September 9, 2009

"Are there really so many people with such troubles in your country to make such medicine such an important matter?"

flag.jpgA reader writes:

"I'm from Europe, Romania...you speak about a medicine intended to declare/sell that medicine as "mood stabilizer"... However, are there really so many people with such troubles in your country to make such medicine such an important matter? I didn't think of America as being such a sad/depressed country and a medicine called "mood" something seems to me such a stretch..."


How I wish I had made this up.  The email closes:

I'd be glad if I knew you'd think about it for a moment... how sick your country appears from the outside when one reads about so many medicines and so many disorders and about medicine for .... anything slightly uncomfortable. And how all these trendy things migrate to other countries, where people don't even know that their moods, sadnesses, uncomfortable moments, their life in a word, is a disorder.
Here's my answer:

The short answer to your question is: yes, there are many such patients here in the U.S.  However, most of these "patients" do not need these medications, most do not need psychiatry at all.  Of course many do, they are truly sick and but for psychaitry their lives would be chaos.  But the majority do not.

But they come to psychiatry because they are told, almost constantly, that there is something wrong with them.  That the fatigue they feel, the emptiness, the lack of interest or sexual appetite or sadness or irritability-- all of these things could be helped by medications. 

It happens that these "symptoms" occur in the absence of a clear cause, and medicines do help.  But the majority of the time these are symptoms only because they are compared to someone else.  Testosterone patches are the new big thing in psychiatry.  No, I'm not kidding.

I'm not sure what a lack of sexual interest in a 40 year old is-- but certainly in comparison to any TV show, it's going to seem low.  That preys on people-- a man worries that his wife is judging him, even as she is worried he is judging her; so both are worried, essentially, that the other person has agreed to accept TV as normal and feels consequently inadequate.  Etc.  If you doubt this, watch two married people try to sit through a sex scene in an episode of Sex In The City, or Mad Men, etc, together.  They're both going silently insane.

They are handed images of life-- TV, etc-- and they think that they are supposed to be that.

The complicated answer to your question is that American society isn't really capitalist, it's mercantilist.  Americans don't want riches, they want what they are told to want.  They don't want a nice car: they want a Lexus.  They don't want a nice house; they want a Viking refrigerator, granite counters.  They don't want nice things: they want things that represent nice things.  Americans want brands.  While everyone was orgasming over The Tipping Point, they should have been reading this.

As such, psychiatry isn't a field serving a need; it is a product creating a market.  They didn't need treatment; they were told they needed treatment.  Just like you don't need Nike shoes, you're told you do.  Granted, having Nike shoes or psychiatric treatment can still be helpful, but most can certainly get along without it and, dare I say it, neither is worth the price.

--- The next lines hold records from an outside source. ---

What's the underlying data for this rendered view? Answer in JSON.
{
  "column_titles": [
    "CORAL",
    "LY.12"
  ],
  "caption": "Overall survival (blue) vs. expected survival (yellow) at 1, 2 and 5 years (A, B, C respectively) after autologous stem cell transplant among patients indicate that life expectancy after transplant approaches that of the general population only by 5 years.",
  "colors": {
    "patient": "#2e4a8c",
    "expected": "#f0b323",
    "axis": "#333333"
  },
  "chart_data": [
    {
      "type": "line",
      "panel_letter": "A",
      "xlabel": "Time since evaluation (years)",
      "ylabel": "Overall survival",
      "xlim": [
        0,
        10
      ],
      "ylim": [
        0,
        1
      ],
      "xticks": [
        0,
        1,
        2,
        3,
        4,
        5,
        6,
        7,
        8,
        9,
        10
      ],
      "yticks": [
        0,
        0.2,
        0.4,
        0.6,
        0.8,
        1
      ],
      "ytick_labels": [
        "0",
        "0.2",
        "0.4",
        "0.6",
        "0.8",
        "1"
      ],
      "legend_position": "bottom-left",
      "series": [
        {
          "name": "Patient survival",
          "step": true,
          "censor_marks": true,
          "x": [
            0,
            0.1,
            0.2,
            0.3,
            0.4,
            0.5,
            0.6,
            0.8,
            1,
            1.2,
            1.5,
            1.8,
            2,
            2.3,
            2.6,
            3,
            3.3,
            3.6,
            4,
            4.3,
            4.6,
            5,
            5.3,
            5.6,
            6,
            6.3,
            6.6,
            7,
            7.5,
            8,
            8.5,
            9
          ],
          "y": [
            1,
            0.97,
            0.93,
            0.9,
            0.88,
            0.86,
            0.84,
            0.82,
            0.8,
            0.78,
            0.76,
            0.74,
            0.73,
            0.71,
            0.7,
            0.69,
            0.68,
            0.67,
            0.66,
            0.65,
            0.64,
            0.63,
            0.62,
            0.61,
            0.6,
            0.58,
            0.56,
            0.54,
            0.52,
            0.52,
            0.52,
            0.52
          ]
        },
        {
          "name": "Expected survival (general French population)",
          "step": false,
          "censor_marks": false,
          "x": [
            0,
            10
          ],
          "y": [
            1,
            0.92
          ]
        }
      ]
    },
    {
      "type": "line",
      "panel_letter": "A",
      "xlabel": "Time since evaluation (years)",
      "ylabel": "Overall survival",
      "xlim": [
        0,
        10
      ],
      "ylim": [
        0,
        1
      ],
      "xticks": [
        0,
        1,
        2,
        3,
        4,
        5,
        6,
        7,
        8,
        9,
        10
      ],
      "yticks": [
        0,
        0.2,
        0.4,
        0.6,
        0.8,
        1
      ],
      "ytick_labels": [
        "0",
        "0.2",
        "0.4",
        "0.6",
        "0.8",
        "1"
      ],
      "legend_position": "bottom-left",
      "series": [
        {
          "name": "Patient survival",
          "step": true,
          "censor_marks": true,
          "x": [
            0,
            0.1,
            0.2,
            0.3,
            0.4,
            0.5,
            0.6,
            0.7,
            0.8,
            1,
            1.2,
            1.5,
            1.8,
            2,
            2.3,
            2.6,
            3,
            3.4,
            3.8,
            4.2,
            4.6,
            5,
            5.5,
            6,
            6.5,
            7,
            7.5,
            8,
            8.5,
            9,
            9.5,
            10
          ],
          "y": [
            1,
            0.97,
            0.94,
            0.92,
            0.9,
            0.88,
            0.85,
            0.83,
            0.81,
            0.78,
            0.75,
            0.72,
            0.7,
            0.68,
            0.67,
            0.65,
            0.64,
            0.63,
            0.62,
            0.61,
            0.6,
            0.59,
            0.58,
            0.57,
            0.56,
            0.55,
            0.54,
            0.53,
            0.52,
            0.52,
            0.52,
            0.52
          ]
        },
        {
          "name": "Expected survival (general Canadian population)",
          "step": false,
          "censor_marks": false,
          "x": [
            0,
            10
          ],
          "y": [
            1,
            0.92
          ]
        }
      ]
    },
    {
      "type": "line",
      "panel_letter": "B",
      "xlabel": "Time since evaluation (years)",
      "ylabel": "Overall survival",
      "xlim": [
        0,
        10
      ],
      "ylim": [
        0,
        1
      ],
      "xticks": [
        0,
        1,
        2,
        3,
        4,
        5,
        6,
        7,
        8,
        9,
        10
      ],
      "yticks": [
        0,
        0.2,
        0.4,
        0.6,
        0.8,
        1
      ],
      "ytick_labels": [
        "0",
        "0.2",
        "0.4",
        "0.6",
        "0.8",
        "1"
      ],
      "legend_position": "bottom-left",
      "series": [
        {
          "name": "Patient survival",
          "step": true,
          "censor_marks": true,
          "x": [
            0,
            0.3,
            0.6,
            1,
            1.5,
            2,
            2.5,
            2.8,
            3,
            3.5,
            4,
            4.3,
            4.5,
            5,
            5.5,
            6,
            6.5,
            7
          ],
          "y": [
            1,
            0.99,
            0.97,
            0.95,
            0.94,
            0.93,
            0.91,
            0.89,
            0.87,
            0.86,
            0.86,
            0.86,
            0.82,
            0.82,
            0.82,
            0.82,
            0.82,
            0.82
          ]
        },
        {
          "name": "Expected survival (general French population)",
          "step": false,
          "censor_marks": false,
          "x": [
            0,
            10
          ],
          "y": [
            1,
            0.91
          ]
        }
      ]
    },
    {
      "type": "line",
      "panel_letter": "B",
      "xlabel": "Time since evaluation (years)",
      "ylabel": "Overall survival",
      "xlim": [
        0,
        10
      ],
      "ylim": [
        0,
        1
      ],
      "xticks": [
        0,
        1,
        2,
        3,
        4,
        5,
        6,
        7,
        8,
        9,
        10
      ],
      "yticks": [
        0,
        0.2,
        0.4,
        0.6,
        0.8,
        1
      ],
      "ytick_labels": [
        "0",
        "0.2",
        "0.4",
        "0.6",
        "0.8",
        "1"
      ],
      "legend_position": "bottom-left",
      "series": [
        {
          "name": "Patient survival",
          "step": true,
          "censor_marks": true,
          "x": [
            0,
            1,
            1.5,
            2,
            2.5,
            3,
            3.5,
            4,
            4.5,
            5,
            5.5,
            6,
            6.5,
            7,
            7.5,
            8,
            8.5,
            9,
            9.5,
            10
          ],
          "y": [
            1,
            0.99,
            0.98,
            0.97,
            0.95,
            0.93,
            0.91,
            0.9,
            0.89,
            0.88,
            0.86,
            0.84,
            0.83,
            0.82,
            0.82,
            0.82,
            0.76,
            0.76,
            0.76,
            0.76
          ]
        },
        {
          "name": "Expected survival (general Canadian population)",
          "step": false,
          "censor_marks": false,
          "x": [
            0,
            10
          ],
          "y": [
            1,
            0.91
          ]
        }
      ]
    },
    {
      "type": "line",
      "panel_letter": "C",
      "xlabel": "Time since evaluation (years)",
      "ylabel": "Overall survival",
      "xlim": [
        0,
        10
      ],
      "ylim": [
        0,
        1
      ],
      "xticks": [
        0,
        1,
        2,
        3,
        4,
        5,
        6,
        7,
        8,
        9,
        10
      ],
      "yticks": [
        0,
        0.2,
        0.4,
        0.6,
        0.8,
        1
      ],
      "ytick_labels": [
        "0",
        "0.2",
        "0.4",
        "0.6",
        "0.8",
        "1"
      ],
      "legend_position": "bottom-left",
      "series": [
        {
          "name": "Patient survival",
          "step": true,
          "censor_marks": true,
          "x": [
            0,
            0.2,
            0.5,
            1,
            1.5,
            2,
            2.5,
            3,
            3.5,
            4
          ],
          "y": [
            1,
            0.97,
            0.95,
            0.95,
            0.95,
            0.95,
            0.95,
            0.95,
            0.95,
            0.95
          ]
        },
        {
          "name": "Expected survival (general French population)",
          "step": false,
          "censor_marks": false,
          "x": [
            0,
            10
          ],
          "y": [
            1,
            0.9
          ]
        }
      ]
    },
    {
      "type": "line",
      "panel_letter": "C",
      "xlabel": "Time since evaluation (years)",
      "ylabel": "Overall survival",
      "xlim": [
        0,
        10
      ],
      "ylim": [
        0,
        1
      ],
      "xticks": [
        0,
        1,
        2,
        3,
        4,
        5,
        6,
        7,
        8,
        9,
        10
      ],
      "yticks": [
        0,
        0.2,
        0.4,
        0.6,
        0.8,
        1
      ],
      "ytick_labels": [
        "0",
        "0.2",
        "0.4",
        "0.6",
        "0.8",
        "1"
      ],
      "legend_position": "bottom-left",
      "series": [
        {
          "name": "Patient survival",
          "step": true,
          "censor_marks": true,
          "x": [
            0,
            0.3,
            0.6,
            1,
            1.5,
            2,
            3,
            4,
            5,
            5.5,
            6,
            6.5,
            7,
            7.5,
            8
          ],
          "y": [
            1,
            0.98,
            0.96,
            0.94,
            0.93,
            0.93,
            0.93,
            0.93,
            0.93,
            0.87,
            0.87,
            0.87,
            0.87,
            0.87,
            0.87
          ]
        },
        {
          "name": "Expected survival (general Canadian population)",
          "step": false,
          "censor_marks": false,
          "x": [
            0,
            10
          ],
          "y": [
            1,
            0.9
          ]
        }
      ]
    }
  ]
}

And when someone says, "I didn't really want Nike shoes, I just got them because they were on sale," they have inadvertently proven my point.  You bought them and you didn't even want them, they were the default.  "But I needed to buy some kind of shoe."  Think it through...

Psychiatry-- medicine-- is too gigantic of an industry to bend to the whims of reality.  It will create a market because too many people's economies depend on it.  It's too big for Obama or anyone else to change it.  Fox News and MSNBC can yell at each other all they want, it's already been decided: Wellpoint's stock has soared since Obama rolled in.  The "public option" is now Aetna.

This is how it has always been throughout history.  Did Europeans really blast cannons at each other in the 16th-17th centuries because people desperately needed more spices?  Yes, they actually did.  A third of the Triangular Trade was rum.  People died over rum.  Not depleted uranium or alien artifacts or the Spear of Longinus: rum. 

You ask whether it is worrisome that the rest of the world might see American as a bunch of invalids.  Well, that maybe true: but what do we care?  We're the only people that matter, all other people are supporting cast.

Your final point is the most important:  All of this is coming to a town near you.  All of this nonsense talk about whether American is losing its global dominance is a ruse.  As long as America remains the largest current market, it sets the standards.  The Chinese are going to want to need Viking refrigerators.

True power rests in the hands of those who define our cultural models and decide what we want to need or who we want to pretend to be.

The history of the world is the history of mercantilism; the history of men bending government to fight to the death for things they don't really need and only barely want.